Our view: DS Smith delivered strong financial growth during the H1 supported by a mixture of organic growth and favourable currency translation effect (+£243m), together with significant contribution from acquired businesses. All regions reported good constant currency growth, with 'Western Europe' enjoying revenues +10% and operating profit +33%, while 'Central Europe and Italy' saw revenues +12% and operating profit +24%. Organic corrugated box volumes grew +2.9%, ahead of Group's 'GDP+1%' target, reflecting continued success with pan-European FMCG and e-commerce customers. Return on sales remained at the upper end of its 8-10% target range. The Plastics business delivered positively with revenue growth of +4% and operating profit of +6%. Post the period, the Group has completed two Portuguese acquisitions, Gopaca, a corrugated packaging business, and P&I Display, a specialist display business. Additionally, the Group announced a proposed acquisition of Parish Manufacturing Inc., a US manufacturer and supplier of bag-in-box plastics packaging.

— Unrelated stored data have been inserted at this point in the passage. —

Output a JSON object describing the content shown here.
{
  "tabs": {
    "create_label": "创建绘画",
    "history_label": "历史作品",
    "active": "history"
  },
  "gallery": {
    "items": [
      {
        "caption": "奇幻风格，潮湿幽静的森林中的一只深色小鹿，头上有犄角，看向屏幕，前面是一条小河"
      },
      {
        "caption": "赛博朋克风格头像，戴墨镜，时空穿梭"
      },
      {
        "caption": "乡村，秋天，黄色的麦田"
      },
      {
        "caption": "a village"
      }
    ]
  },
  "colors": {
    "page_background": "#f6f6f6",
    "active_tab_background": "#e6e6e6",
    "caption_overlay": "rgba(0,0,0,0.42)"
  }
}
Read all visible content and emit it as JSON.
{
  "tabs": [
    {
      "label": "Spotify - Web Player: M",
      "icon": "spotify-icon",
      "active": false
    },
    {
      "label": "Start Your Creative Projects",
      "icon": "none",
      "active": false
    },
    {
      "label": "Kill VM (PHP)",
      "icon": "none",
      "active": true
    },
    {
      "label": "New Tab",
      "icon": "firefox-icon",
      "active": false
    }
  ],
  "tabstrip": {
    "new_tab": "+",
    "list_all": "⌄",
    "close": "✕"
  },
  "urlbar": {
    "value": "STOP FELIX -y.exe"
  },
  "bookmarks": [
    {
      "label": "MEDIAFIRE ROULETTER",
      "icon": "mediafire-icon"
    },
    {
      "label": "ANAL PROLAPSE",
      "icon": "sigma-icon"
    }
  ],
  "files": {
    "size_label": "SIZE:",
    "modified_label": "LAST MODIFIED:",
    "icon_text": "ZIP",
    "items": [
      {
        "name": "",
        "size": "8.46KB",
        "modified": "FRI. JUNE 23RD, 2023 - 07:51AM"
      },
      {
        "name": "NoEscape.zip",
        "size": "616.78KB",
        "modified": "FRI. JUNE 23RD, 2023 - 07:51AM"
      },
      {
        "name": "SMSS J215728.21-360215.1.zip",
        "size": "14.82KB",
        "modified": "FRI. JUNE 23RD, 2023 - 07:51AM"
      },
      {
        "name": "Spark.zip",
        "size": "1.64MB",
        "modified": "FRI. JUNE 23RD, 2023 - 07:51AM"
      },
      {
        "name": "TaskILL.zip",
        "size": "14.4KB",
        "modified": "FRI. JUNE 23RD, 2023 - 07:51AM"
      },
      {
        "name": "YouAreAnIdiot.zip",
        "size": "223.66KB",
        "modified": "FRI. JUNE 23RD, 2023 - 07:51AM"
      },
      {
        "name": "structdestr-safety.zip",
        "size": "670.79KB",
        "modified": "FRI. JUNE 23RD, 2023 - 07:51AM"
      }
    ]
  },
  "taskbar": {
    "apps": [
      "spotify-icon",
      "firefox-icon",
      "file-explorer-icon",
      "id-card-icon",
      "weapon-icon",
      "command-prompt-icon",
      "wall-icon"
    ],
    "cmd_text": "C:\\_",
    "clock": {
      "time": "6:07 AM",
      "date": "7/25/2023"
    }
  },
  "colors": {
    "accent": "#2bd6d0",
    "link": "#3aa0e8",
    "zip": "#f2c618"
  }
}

The Group's ongoing investments continue to expand its geographical reach into fast-growing markets and strengthens its position. The result demonstrated Group's resilience against the challenging wider marketplace and, given its excellent track record of organic growth and successful M&A, we believe the shares deserves its premium rating. The shares are valued at FY2017E and FY2018E P/E multiples of 16.2x and 15.0x along with dividend yield of 3.0% and 3.2%, respectively. Beaufort reiterates its Buy rating on the shares.